Another good source of irony in the book is the abundance of stirring, inspirational quotes attributed to various famous family members in the Bush clans. For instance, former First Lady Barbara Bush—the author’s grandmother—is given quite the spotlight on integrity when she solemnly intones at one point: “It isn’t courageous to do the right thing.” Ironically enough, the author fails to provide any words of wisdom expressed by her grandmother upon the disclosure of her decision to do the right thing by contributing money to the Bush-Clinton Hurricane Katrina Fund, which was made on the condition that the charity enter into a contract to do business with a company owned by her least famous son, Neil Bush.

Intentional Irony

One of the few examples of actual intended irony in the book arrives, ironically enough, not at the hands of the author herself, but an actor doing a bit on a TV news program. Apparently aware of irony and impressed by its use, the bit by actor Sacha Baron Cohen in his persona as German celebrity Bruno is extensively quoted:

“Why do artists do anything? Why did Louis Armstrong walk on ze moon? Why did Caesar build Rome in a day? Why did Leonardo DiCaprio paint the Mona Lisa?”

Wonder How She Got the Gig

The quoting of Cohen as Bruno concludes with an ill-conceived decision to see the raunchy comedy in a public theater with her eighty-something grandfather who just so happened to be the former president of the United States. And this anecdote is a way of building to recognizing her ten-year anniversary as an on-air correspondent for NBC News. That chapter opens with an example of irony not just unintended, but one can only assume still completely unrealized:

“If you’d asked me twenty years ago if I would one day pursue a career in media, I would have said absolutely not.”
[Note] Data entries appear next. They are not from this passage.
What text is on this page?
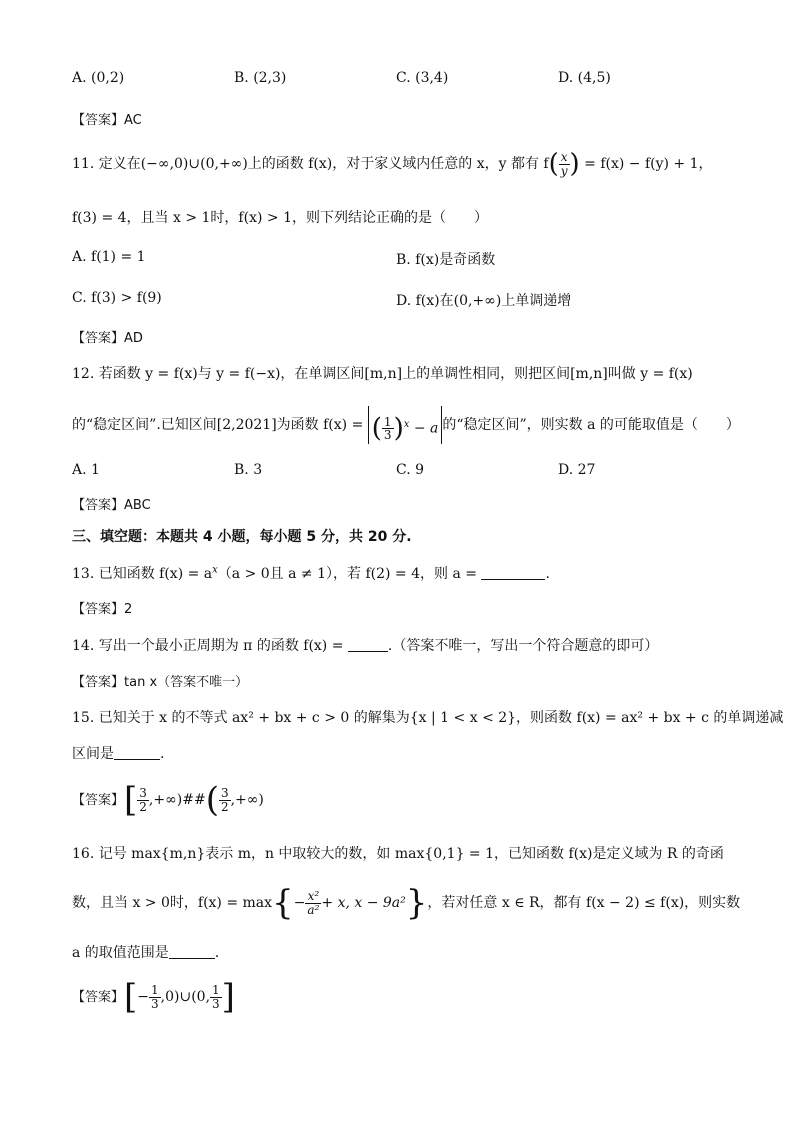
A. (0,2)	B. (2,3)	C. (3,4)	D. (4,5)
【答案】AC
11. 定义在(−∞,0)∪(0,+∞)上的函数 f(x)，对于家义域内任意的 x，y 都有 $f( \frac{x}{y}$ ) = f(x) − f(y) + 1，
f(3) = 4，且当 x > 1时，f(x) > 1，则下列结论正确的是（　　）
A. f(1) = 1	B. f(x)是奇函数
C. f(3) > f(9)	D. f(x)在(0,+∞)上单调递增
【答案】AD
12. 若函数 y = f(x)与 y = f(−x)，在单调区间[m,n]上的单调性相同，则把区间[m,n]叫做 y = f(x)
的“稳定区间”.已知区间[2,2021]为函数 f(x) = ( $\frac{1}{3} )^x - a$ 的“稳定区间”，则实数 a 的可能取值是（　　）
A. 1	B. 3	C. 9	D. 27
【答案】ABC
三、填空题：本题共 4 小题，每小题 5 分，共 20 分.
13. 已知函数 $f(x) = a^x(a > 0$且 a ≠ 1），若 f(2) = 4，则 a =	.
【答案】2
14. 写出一个最小正周期为 π 的函数 f(x) =	.（答案不唯一，写出一个符合题意的即可）
【答案】tan x（答案不唯一）
15. 已知关于 x 的不等式 ax² + bx + c > 0 的解集为{x | 1 < x < 2}，则函数 f(x) = ax² + bx + c 的单调递减
区间是	.
【答案】[ $\frac{3}{2}$ ,+∞)##( $\frac{3}{2}$ ,+∞)
16. 记号 max{m,n}表示 m，n 中取较大的数，如 max{0,1} = 1，已知函数 f(x)是定义域为 R 的奇函
数，且当 x > 0时，$f(x) = \max\{- \frac{\text{x²}}{\text{a²}} + x$, x − 9a²}，若对任意 x ∈ R，都有 f(x − 2) ≤ f(x)，则实数
a 的取值范围是	.
【答案】[− $\frac{1}{3}$ ,0)∪(0, $\frac{1}{3}$ ]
Most people would have agreed considering she was an English teacher when she got the job with no training in journalism or broadcasting. The only qualification she possessed for the hiring, in fact, seemed to be that she shared the same last name of two men who had been president.

Thank God for Trump

Let’s be honest: There is no single American family more thankful that Donald Trump became president than the family of Laura and George W. Bush. Such has been the ability of Trump to do the seemingly impossible—improve the legacy of the disastrous administration of the second President Bush—that even the single most jaw-dropping example of unintended irony is actually treated by the author as an act of heroism. To wit, her quoting of a speech by the president who instituted a policy of torturing Muslims based solely on a presumption of possible potential guilt of some crime that may or may not have been committed by anyone at all:

“America counts millions of Muslims amongst our citizens, and Muslims make an incredibly valuable contribution to our country. Muslims are doctors, lawyers, law professors, members of the military, entrepreneurs, shopkeepers, moms and dads. And they need to be treated with respect.”